We will look at the Haitian revolution. This is a very complex affair and utterly decisive in forming later Haiti; the most important period we've looked at yet in determining the future shape of Haiti.

This revolution does not really begin as a slave revolt. As my first paper on the revolution shows, it began as a dispute among FREE PEOPLE about the right and status as citizens of free people of color. The French Revolution had affirmed the "rights of man," and for the first time all (male) citizens were to be recognized as participating citizens. However, the free people of color of St. Domingue were not recognized. Their color was the barrier, though they met the criterion of being free males of the realm.

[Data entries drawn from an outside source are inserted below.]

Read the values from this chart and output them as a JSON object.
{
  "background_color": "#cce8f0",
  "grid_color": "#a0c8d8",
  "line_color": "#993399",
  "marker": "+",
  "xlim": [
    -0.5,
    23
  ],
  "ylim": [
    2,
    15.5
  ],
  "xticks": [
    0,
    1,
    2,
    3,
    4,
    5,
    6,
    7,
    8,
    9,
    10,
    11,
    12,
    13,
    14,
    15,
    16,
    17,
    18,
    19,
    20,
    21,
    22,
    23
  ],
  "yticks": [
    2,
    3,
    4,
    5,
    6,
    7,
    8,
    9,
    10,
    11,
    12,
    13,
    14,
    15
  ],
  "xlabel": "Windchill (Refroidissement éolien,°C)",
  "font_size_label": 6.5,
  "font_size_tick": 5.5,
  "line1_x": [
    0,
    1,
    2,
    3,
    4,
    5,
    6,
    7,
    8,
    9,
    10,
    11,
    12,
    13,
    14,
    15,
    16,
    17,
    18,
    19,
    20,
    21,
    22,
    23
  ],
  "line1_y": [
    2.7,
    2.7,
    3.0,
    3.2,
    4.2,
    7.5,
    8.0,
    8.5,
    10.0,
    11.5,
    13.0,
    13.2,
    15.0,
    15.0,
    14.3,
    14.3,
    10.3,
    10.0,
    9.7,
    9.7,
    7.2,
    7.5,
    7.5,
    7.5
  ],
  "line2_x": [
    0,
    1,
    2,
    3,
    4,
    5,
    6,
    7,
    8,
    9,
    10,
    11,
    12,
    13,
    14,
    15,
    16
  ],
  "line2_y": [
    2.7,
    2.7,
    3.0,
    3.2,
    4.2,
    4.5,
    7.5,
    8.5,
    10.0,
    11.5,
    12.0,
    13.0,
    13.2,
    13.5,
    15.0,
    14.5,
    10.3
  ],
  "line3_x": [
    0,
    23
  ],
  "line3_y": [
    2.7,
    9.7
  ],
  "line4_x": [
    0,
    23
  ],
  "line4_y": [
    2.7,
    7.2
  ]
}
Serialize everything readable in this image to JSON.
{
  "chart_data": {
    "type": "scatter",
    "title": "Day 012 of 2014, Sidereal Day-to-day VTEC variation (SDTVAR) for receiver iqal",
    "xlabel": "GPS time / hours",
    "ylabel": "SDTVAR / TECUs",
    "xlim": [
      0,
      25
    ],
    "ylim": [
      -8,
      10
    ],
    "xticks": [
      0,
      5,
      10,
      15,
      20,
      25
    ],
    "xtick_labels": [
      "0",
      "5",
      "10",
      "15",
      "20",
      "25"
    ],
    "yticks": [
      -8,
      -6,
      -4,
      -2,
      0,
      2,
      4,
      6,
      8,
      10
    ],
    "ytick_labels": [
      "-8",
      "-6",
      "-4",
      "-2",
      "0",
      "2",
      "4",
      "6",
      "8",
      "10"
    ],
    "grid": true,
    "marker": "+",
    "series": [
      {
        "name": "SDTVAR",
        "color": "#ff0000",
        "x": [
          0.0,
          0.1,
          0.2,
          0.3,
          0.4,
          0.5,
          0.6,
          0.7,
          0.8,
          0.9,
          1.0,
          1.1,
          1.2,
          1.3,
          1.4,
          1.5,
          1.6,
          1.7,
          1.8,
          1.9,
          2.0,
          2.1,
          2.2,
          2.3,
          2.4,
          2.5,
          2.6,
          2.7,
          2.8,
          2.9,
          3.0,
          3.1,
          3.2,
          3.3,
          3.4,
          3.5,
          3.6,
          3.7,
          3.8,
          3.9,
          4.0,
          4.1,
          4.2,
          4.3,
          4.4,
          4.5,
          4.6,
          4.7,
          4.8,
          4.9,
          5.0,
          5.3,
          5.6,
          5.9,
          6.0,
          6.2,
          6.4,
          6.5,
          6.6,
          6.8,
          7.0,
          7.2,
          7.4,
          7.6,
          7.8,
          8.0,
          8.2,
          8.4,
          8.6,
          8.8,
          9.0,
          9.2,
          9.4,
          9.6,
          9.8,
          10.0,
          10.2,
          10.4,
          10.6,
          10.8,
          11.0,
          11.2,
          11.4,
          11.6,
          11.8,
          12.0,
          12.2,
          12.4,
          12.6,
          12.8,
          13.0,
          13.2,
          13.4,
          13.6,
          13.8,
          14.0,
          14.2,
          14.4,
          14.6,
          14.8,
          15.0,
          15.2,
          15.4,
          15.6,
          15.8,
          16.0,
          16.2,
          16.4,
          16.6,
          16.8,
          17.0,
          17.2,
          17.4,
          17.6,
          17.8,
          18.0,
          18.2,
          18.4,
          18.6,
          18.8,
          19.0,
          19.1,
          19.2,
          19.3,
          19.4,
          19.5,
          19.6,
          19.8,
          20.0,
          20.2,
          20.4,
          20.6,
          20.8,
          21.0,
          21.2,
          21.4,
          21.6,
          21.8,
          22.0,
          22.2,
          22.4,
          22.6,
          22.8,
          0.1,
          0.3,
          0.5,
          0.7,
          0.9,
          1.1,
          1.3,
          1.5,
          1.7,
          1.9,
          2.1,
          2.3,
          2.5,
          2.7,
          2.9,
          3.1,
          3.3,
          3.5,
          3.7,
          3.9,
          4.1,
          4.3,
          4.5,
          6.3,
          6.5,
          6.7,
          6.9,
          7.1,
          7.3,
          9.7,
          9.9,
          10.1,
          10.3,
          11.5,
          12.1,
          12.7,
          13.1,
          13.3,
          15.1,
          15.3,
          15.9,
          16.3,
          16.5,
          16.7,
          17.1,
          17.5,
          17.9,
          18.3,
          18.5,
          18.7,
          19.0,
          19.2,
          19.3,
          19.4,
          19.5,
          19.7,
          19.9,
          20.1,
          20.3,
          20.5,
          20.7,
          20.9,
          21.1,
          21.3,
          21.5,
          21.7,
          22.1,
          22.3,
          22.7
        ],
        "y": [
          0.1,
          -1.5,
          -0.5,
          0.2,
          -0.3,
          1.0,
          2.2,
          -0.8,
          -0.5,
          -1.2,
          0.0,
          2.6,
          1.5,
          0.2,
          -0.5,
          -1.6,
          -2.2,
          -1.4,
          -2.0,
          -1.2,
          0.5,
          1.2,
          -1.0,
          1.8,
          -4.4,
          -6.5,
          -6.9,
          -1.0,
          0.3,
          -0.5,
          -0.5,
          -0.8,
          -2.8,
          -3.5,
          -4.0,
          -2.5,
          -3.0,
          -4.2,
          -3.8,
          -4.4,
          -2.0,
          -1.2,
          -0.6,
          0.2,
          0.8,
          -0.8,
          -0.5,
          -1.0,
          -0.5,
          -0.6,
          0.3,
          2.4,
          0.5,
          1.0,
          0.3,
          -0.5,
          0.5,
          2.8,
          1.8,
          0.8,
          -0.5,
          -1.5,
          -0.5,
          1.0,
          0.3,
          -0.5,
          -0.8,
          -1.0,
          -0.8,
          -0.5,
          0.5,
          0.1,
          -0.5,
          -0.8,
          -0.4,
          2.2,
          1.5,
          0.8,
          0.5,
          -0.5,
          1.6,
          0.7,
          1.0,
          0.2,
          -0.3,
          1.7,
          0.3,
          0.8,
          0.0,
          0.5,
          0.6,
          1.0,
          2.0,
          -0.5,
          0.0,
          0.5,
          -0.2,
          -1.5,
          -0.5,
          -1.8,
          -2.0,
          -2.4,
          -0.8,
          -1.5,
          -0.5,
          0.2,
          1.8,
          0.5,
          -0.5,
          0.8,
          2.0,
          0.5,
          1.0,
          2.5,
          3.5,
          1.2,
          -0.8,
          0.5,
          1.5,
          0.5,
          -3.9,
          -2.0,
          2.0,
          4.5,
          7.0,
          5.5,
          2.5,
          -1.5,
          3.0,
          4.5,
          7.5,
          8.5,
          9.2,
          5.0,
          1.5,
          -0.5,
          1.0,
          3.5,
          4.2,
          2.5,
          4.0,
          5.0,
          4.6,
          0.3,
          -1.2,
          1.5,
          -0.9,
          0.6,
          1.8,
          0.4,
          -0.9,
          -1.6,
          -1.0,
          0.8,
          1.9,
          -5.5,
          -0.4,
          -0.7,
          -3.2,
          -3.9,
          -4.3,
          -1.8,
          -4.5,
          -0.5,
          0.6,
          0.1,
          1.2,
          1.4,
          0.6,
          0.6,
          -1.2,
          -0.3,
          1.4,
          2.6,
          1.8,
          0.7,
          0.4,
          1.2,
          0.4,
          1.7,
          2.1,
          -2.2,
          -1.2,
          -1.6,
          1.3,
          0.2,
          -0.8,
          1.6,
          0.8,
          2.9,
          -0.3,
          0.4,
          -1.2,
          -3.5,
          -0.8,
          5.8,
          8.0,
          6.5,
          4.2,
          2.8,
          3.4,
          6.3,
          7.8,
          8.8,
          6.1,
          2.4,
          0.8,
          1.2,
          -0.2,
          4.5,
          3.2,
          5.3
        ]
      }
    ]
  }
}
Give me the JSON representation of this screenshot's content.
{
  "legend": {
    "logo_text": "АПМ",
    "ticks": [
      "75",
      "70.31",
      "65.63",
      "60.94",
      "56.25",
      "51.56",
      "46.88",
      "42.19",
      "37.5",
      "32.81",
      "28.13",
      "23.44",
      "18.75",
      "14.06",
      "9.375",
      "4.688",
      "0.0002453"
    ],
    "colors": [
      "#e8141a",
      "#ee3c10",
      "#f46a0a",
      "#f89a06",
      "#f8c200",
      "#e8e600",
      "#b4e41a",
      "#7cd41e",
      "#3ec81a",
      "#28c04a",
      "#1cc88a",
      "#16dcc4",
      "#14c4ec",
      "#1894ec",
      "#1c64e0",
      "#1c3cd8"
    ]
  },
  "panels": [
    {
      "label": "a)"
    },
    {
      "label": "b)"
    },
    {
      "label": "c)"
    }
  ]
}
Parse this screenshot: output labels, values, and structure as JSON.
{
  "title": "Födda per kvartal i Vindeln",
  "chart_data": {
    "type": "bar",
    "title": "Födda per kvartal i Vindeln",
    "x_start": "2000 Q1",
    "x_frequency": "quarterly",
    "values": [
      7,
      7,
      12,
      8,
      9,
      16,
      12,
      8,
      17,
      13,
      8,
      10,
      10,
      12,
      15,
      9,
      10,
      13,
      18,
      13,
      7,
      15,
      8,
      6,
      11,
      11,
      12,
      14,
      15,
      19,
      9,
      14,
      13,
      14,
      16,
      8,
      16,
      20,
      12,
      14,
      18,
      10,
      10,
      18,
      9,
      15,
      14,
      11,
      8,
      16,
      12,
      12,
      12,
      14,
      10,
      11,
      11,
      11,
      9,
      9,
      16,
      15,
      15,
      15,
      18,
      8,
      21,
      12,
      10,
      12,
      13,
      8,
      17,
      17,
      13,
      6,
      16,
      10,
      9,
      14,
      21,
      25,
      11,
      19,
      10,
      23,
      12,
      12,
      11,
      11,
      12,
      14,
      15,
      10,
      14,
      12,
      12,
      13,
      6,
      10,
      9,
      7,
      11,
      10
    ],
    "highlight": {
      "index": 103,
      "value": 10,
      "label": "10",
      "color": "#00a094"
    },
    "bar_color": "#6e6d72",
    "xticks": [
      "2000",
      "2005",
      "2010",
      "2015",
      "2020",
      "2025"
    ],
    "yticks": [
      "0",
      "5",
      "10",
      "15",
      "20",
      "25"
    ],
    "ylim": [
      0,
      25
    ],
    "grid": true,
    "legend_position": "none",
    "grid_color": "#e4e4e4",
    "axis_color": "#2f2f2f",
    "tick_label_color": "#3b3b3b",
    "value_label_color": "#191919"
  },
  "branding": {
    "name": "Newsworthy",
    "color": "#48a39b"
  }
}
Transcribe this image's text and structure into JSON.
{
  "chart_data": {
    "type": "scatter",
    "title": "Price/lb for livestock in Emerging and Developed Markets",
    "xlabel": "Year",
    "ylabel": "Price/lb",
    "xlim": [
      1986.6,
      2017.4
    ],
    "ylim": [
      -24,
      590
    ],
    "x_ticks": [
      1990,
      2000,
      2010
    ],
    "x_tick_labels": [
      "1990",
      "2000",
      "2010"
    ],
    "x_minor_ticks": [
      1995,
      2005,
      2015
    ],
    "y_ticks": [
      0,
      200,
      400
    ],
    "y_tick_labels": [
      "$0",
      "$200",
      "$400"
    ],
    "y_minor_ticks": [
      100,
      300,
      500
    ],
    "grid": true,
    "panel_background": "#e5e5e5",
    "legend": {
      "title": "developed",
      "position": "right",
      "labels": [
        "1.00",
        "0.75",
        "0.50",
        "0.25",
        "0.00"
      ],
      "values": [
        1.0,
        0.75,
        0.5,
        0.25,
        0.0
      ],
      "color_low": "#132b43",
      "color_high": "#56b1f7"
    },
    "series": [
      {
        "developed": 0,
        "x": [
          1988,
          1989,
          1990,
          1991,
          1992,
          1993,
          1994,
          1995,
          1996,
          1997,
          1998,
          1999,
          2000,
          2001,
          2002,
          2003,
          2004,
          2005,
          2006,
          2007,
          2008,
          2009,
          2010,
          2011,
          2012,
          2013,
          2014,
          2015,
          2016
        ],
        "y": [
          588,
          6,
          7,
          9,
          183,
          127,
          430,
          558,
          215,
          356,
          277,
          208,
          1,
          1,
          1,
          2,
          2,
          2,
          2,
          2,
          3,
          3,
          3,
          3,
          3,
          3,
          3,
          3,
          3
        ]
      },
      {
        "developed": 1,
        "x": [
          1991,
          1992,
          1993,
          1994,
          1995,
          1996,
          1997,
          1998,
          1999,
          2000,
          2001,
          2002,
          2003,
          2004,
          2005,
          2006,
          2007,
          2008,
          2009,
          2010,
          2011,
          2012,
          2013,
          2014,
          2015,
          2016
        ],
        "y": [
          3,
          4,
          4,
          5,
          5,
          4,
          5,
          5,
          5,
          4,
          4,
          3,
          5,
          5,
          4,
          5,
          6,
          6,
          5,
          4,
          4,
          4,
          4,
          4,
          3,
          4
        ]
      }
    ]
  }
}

There are many other class and color conflicts going on, and my first couple of essays touch on them. There were a great number of "shifts" as to who is with whom and who is fighting and struggling for what. At times the free people of color (both black and mulatto) side with the slaves, at other times against them. The whites were divided by both class and politics. Class was NOT as obvious as it seems. It was not only the class of slaves vs. free (which would have been a color distinction too), but also economic class. The whites included planters (land owners) who were both black, mulatto and white. Black and mulatto, recall, are treated differently in Haiti, so there are three colors to deal with here, not two, and then there were the working class French whites --.the so-called "Petit Blancs" (the little whites), little meaning economically little. Then they divided up in terms of loyalists, those who wanted to reinstate the monarchy and favored the restoration of the king and wanted to do away with the French Revolution. Then there were those in favor of the revolution, and lastly there were those who wanted independence for the colony of St. Domingue. These folks were divided by class and color and hard to predict. However, MAINLY the loyalists were white property owners, the republicans were free people of color, and the independence folks were slaves and petit blancs, though they were DEEPLY divided by race.

It is all very complex.

So, I ask all of you to read my four essays on the Haitian Revolution, found on my web site under the section of the Revolution.

Also, in that section there are several other essays. I urge you to read as many of those as you care to, but they are not mandatory.

In our text book, LIBERTE, please read , as mandatory reading for this week:

Chapter 1: sections 13-19. These are short but very useful.

And please, let us all hear from you!